De motorblok en versnellingsbak constructie van de FXR en de FLT modellen is ongetwijfeld een van de beste die ooit uit de Harley-keukens is gekomen. De constructie is veel “stijver” dan een bak en een blok die beiden afzonderlijk in het frame hangen en het rijplezier is door de rubberophanging een stuk groter. Ook zorgt het ontbreken van trillingen ervoor dat je veel minder onderdelen verliest of dat er onderdelen afbreken of scheuren tijdens lange ritten. Om deze redenen beperken we ons in deze artikelen dan ook tot de, voor ons, favoriete versnellingsbakken van de “rubber-mount” modellen.
De Dyna Glide is de opvolger van de oude FXR. Hoewel de Dyna ook een rubbermount model is, stuurt hij echter merkbaar slechter dan de oude FXR en biedt hij veel minder mogelijkheden voor de customizer.
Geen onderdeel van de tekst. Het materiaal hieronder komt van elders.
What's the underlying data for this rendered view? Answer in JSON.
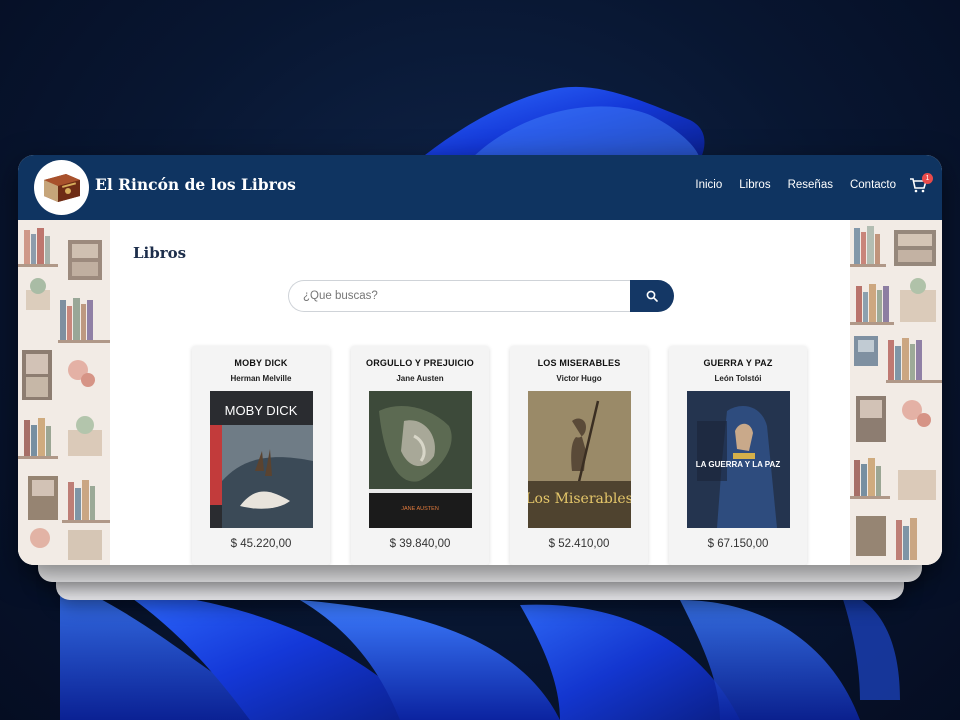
{
  "colors": {
    "navbar": "#0f3461",
    "accent": "#143765",
    "badge": "#e84a4a",
    "title": "#1d2e4b"
  },
  "header": {
    "brand": "El Rincón de los Libros",
    "logo_icon": "book-icon",
    "nav": [
      "Inicio",
      "Libros",
      "Reseñas",
      "Contacto"
    ],
    "cart_icon": "cart-icon",
    "cart_count": "1"
  },
  "main": {
    "title": "Libros",
    "search": {
      "placeholder": "¿Que buscas?",
      "button_icon": "search-icon"
    },
    "books": [
      {
        "title": "MOBY DICK",
        "author": "Herman Melville",
        "price": "$ 45.220,00",
        "cover_text": "MOBY DICK"
      },
      {
        "title": "ORGULLO Y PREJUICIO",
        "author": "Jane Austen",
        "price": "$ 39.840,00",
        "cover_text": "JANE AUSTEN"
      },
      {
        "title": "LOS MISERABLES",
        "author": "Victor Hugo",
        "price": "$ 52.410,00",
        "cover_text": "Los Miserables"
      },
      {
        "title": "GUERRA Y PAZ",
        "author": "León Tolstói",
        "price": "$ 67.150,00",
        "cover_text": "LA GUERRA Y LA PAZ"
      }
    ]
  }
}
Als je iets leuks met een Dyna wilt doen zul je met een ander frame aan de gang moeten gaan. De bestaande aftermarket frames voor de FXR zijn hiervoor niet bruikbaar omdat de Dyna Glide een lange duplexkast heeft (net als de Softail modellen) en de op de FXR gebaseerde frames dus te kort zijn. We moeten beginnen met een nieuw frame te maken dat lang genoeg is om er een Dyna motorblok met versnellingsbak in te kunnen hangen. Iedere keer opnieuw het wiel uitvinden is ook zo omslachtig dus gingen we maar gewoon uit van het oude model Pro Street frame dat al volledig op tekening stond en waar al de lasmallen voor aanwezig zijn. Om volledig op de hoogte te zijn doken we eerst maar eens in de HD onderdelenboeken om een een overzicht te krijgen van alle verkrijgbare rubber-mount versnellingsbakken. Aan de blokken was gelukkig betreffende de ophangpunten niets veranderd, waardoor de zaak in ieder geval nog een beetje overzichtelijk blijft. Na het maken van ons boodschappen lijstje werden de benodigde nieuwe modellen versnellingsbakken en duplexkasten bij HD besteld. Een opvallend detail hierbij is dat originele onderdelen vaak een stuk goedkoper zijn dan after-market. Een nieuwe Dyna Glide versnellingsbak bij HD kost meestal minder dan een imitatie vier-bak van de oudere modellen, bovendien zit bij de nieuwe, originele modellen de olietank er dan gelijk bij en is de constructie van deze moderne versnellingsbak zelf een stuk sterker en betrouwbaarder dan de oudere modellen. Toen de nieuwe versnellingsbakken en de bijbehorende duplexkasten binnen waren konden we aan de gang gaan. Na veel pas- en meetwerk en het nuttigen van ettelijke potten koffie konden we de mogelijkheden met de nieuwe versnellingsbakken op een rijtje zetten.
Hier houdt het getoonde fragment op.